領主の娘のサラはここでは有名人で、すれ違う度に挨拶や声を掛けてくる人が多い。ルーウェンに取る態度と違い、領民には笑顔で話し掛け聖女のような振る舞いをしている。
「ずいぶんと違うんだな」
「なによ、変わらないわ」
ほら、いつものサラだ。領民に慕われて愛されてるようだが俺は騙されない。
「もうすぐで着くから我慢しなさい」
2人会話はいつもこんな感じで、ルーウェンにも悪いところがあるがお互いに気づいていない。約束したとはいえわざわざモルヴェンまで来るのだから仲が良いのは間違いない。でなければ、サラだって誘わないだろう。
「今日は妹に付き合ってくれてありがとう」
屋敷に着くと紳士な男性が出迎えてくれた。もちろん髪色は金色で領主名代のサラの兄だ。中に入るとまずは食事で、もてなしてくれた。

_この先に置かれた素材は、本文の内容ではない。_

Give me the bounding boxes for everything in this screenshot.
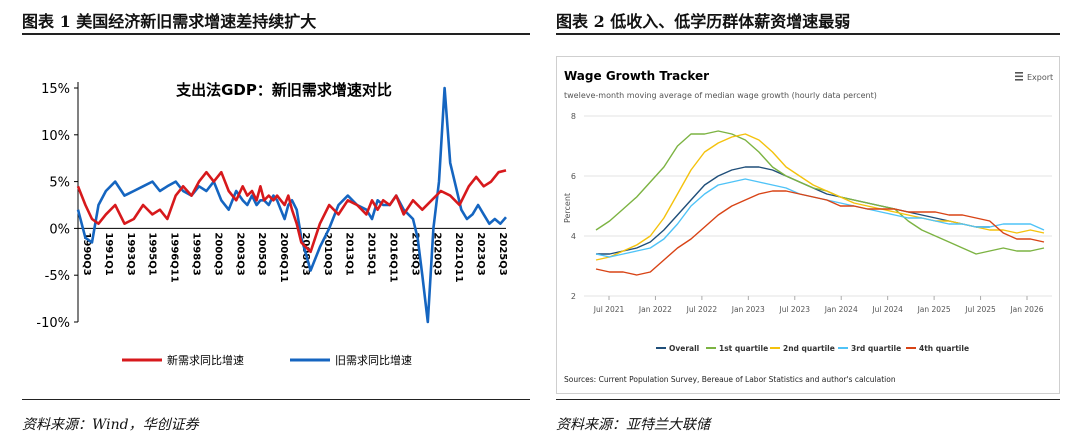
left-y-tick-label: 15% xyxy=(41,82,70,97)
right-chart-subtitle: tweleve-month moving average of median w… xyxy=(564,91,877,100)
left-x-tick-label: 2000Q3 xyxy=(212,232,223,275)
left-x-tick-label: 2025Q3 xyxy=(497,232,508,275)
export-label: Export xyxy=(1027,73,1053,82)
right-y-tick-label: 2 xyxy=(571,292,576,301)
left-x-tick-label: 2018Q3 xyxy=(409,232,420,275)
left-y-tick-label: 0% xyxy=(49,222,70,237)
left-x-tick-label: 2005Q3 xyxy=(256,232,267,275)
series-line-old-demand xyxy=(76,86,507,324)
left-x-tick-label: 1993Q3 xyxy=(125,232,136,275)
legend-label-old-demand: 旧需求同比增速 xyxy=(335,353,412,367)
left-x-tick-label: 2020Q3 xyxy=(431,232,442,275)
left-source-rule xyxy=(22,399,530,400)
right-gridlines xyxy=(584,115,1052,297)
left-x-axis: 1990Q3 1991Q1 1993Q3 1995Q1 1996Q11 1998Q3 200… xyxy=(78,227,508,283)
left-x-tick-label: 2003Q3 xyxy=(234,232,245,275)
left-y-axis: 15% 10% 5% 0% -5% -10% xyxy=(36,82,79,331)
export-button[interactable]: Export xyxy=(1015,72,1053,82)
right-y-tick-label: 4 xyxy=(571,232,576,241)
right-figure-caption: 图表 2 低收入、低学历群体薪资增速最弱 xyxy=(556,12,851,31)
right-chart-frame xyxy=(556,56,1060,394)
left-caption-rule xyxy=(22,33,530,35)
left-x-tick-label: 1995Q1 xyxy=(147,232,158,275)
right-y-tick-label: 6 xyxy=(571,172,576,181)
left-x-tick-label: 2013Q1 xyxy=(344,232,355,275)
right-chart-title: Wage Growth Tracker xyxy=(564,69,709,83)
left-y-tick-label: 10% xyxy=(41,129,70,144)
left-legend: 新需求同比增速 旧需求同比增速 xyxy=(122,353,412,367)
right-x-axis: Jul 2021 Jan 2022 Jul 2022 Jan 2023 Jul 2023… xyxy=(593,296,1044,314)
right-y-tick-label: 8 xyxy=(571,112,576,121)
hamburger-menu-icon xyxy=(1015,72,1023,81)
right-legend-label: Overall xyxy=(669,344,699,353)
left-x-tick-label: 2016Q11 xyxy=(388,232,399,282)
left-x-tick-label: 1998Q3 xyxy=(190,232,201,275)
right-x-tick-label: Jan 2024 xyxy=(824,305,858,314)
right-x-tick-label: Jan 2022 xyxy=(638,305,672,314)
left-y-tick-label: -10% xyxy=(36,316,70,331)
right-caption-rule xyxy=(556,33,1060,35)
right-legend-label: 4th quartile xyxy=(919,344,969,353)
left-series-lines xyxy=(76,86,507,324)
right-source: 资料来源：亚特兰大联储 xyxy=(556,417,710,433)
series-line-4th-quartile xyxy=(595,190,1045,276)
left-x-tick-label: 1991Q1 xyxy=(103,232,114,275)
left-chart-title: 支出法GDP：新旧需求增速对比 xyxy=(175,81,392,99)
right-x-tick-label: Jan 2026 xyxy=(1009,305,1043,314)
right-x-tick-label: Jul 2022 xyxy=(686,305,718,314)
right-legend-label: 2nd quartile xyxy=(783,344,835,353)
right-x-tick-label: Jul 2023 xyxy=(779,305,811,314)
right-x-tick-label: Jul 2025 xyxy=(964,305,996,314)
left-x-tick-label: 2015Q1 xyxy=(366,232,377,275)
left-y-tick-label: 5% xyxy=(49,176,70,191)
left-y-tick-label: -5% xyxy=(45,269,70,284)
left-figure-caption: 图表 1 美国经济新旧需求增速差持续扩大 xyxy=(22,12,317,31)
right-x-tick-label: Jul 2024 xyxy=(871,305,903,314)
right-x-tick-label: Jan 2023 xyxy=(731,305,765,314)
left-x-tick-label: 2021Q11 xyxy=(453,232,464,282)
right-y-axis-label: Percent xyxy=(563,193,572,223)
right-y-axis: 8 6 4 2 xyxy=(571,112,576,301)
left-chart: 支出法GDP：新旧需求增速对比 15% 10% 5% 0% -5% -10% 1990Q3… xyxy=(36,81,508,367)
series-line-new-demand xyxy=(76,169,507,254)
right-footnote: Sources: Current Population Survey, Bere… xyxy=(564,375,896,384)
legend-label-new-demand: 新需求同比增速 xyxy=(167,353,244,367)
right-source-rule xyxy=(556,399,1060,400)
series-line-1st-quartile xyxy=(595,130,1045,255)
right-legend: Overall 1st quartile 2nd quartile 3rd quart… xyxy=(656,344,969,353)
right-legend-label: 3rd quartile xyxy=(851,344,901,353)
left-x-tick-label: 1996Q11 xyxy=(169,232,180,282)
left-x-tick-label: 2023Q3 xyxy=(475,232,486,275)
right-x-tick-label: Jul 2021 xyxy=(593,305,625,314)
left-x-tick-label: 2010Q3 xyxy=(322,232,333,275)
right-chart: Wage Growth Tracker tweleve-month moving… xyxy=(556,56,1060,394)
left-source: 资料来源：Wind，华创证券 xyxy=(22,417,199,433)
right-legend-label: 1st quartile xyxy=(719,344,768,353)
left-x-tick-label: 2006Q11 xyxy=(278,232,289,282)
right-x-tick-label: Jan 2025 xyxy=(917,305,951,314)
left-x-tick-label: 1990Q3 xyxy=(81,232,92,275)
right-series-lines xyxy=(595,130,1045,276)
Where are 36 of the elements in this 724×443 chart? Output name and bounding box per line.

やはり魚が多く採れるようで魚料理が沢山並んでいる。どれも絶品で中でも揚げたやつが特に気に入った。
「以前も来てくれたそうで、そのときは挨拶出来なくてすまない。それで2人はいつ式を挙げるんだ」
「お兄さん、突然なにを言い出すのですか? あ、このお兄さんと言うのは深い意味はなくてサラのお兄さんと言う意味です」
慌ててルーウェンは否定したが自分でも何を言っているのか分からなかった。
「兄様、この男はただの友人で私に埋め合わせの為、連れて来ただけです」
怒ってるのか照れてるのか区別がつかないが、いつもより早口だった。
「それでも、サラが友人を連れてくるのはルーウェンくん以外見た事がないからな」
「たまたまです」
「式がしばらく先なのは残念だけど楽しみにしてるよ」
そう言ってサラの兄は笑っていた。単に、サラをからかっていただけなんだろう。
「まったく兄様は。ルーウェンもちゃんと否定しなさい」
「兄様、サラを幸せにしてみせます」
からかっていると分かればルーウェンも乗ってみせる。サラは顔を真っ赤にしてぶつぶつとなにか呟いている。
「ルーウェンくん、分かってくれたか。そしたら式はどうする?」
「はい、明日にでも挙げましょう」
「わかった。すぐ用意させる」
手を叩き執事を呼ぶと式の準備を急ぐように伝えた。しまった、悪ノリが過ぎた。しかも、お兄さんの方が上手だ。ルーウェンはもう横に座るサラの顔が見れなかった。殺気がすごい。